Vladimir Nabokov: Mary

Mary is another paperback I picked up in a used book store in Copenhagen. I’ve been meaning to read Nabokov for the longest time; it was a real stroke of luck then that Mary happens to be Nabokov’s first novel. I like to read novels, if possible, in the order that they’ve been written.

Mary tells the story of Ganin, a Russian expat living in a pension in Berlin. Things happen and Ganin takes an extended stroll down memory lane.

Though I found it hard to get into Nabokov’s language, I loved Mary. The descriptions of the scenery didn’t do anything for me and I just wanted to skip over them. But the characters and the way they move through the book—that’s the magic of this novel. Perhaps I saw a little too much of myself in Ganin.

There are some technical feats in Mary that work very well. The ending is abrupt and just as it should be. And there are some sentences and paragraphs that stand out: sentences and paragraphs that perfectly enfold within them whole thoughts and feelings. Some are clever, others simply beautiful.

Ganin plans to leave Berlin:

“His remaining money was enough for him to leave Berlin, but that would mean shedding Lyudmila, and he did not know how to break with her. And although he had given himself a week to do it in and had told the landlady that he had finally decided to leave on Saturday, Ganin felt that neither this week nor the next would change anything. Meanwhile nostalgia in reverse, the longing for yet another strange land, grew especially strong in spring.”

Ganin’s restlessness:

“He spent about an hour drinking coffee, sitting at a picture window and watching the passers-by. Back in his room he tried to read, but he found the contents of the book so alien and inappropriate that he abandoned it in the middle of a subordinate clause. He was in the kind of mood that he called ‘dispersion of the will.’ He sat motionless at his table unable to decide what to do: to shift the position of his body, to get up and wash his hands, or to open the window, outside which the bleak day was fading into twilight. It was dreadful, agonizing state rather like that dull sense of unease when we wake up but at first cannot open our eyelids, as though they were stuck for good. Ganin felt that the murky twilight that was gradually seeping into the room was also slowly penetrating his body, transforming his blood into fog, and that he was powerless to stop the spell that was being cast on him by the twilight.
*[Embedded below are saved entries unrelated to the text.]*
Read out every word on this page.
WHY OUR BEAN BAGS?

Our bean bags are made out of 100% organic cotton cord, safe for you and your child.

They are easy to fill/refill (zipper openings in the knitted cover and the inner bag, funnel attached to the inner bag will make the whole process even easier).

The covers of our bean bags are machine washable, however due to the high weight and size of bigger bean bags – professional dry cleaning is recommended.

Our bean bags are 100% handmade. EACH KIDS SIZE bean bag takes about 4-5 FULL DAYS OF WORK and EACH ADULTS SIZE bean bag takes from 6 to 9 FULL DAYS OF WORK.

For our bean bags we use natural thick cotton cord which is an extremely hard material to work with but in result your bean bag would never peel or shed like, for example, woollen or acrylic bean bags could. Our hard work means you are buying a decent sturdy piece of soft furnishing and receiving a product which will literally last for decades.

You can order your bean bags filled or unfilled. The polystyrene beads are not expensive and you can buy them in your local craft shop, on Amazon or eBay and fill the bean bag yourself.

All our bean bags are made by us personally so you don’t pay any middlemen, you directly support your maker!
“He was powerless because he had no precise desire, and this tortured him because he was vainly seeking something to desire. He could not even make himself stretch out his hand to switch on the light. The simple transition of intention to action seemed an unimaginable miracle. Nothing relieved his depression, his thought slithered aimlessly, his heartbeat was faint, his underclothes stuck unpleasantly to his body. At one moment he felt he should at once write a letter to Lyudmila explaining firmly that it was time to break off this dreary affair, then at the next he remembered he was going to the cinema with her that evening and that somehow it was much harder to make himself ring her up and cancel today’s date than it was to write a letter, which prevented him from doing either.”

And when Mary’s train will arrive at 8:05:

“His mind, used as it was to figures, was now preoccupied with a single figure, made up of a unit and a decimal fraction: eight point zero five. This was the percentage of happiness which fate had allotted to him.”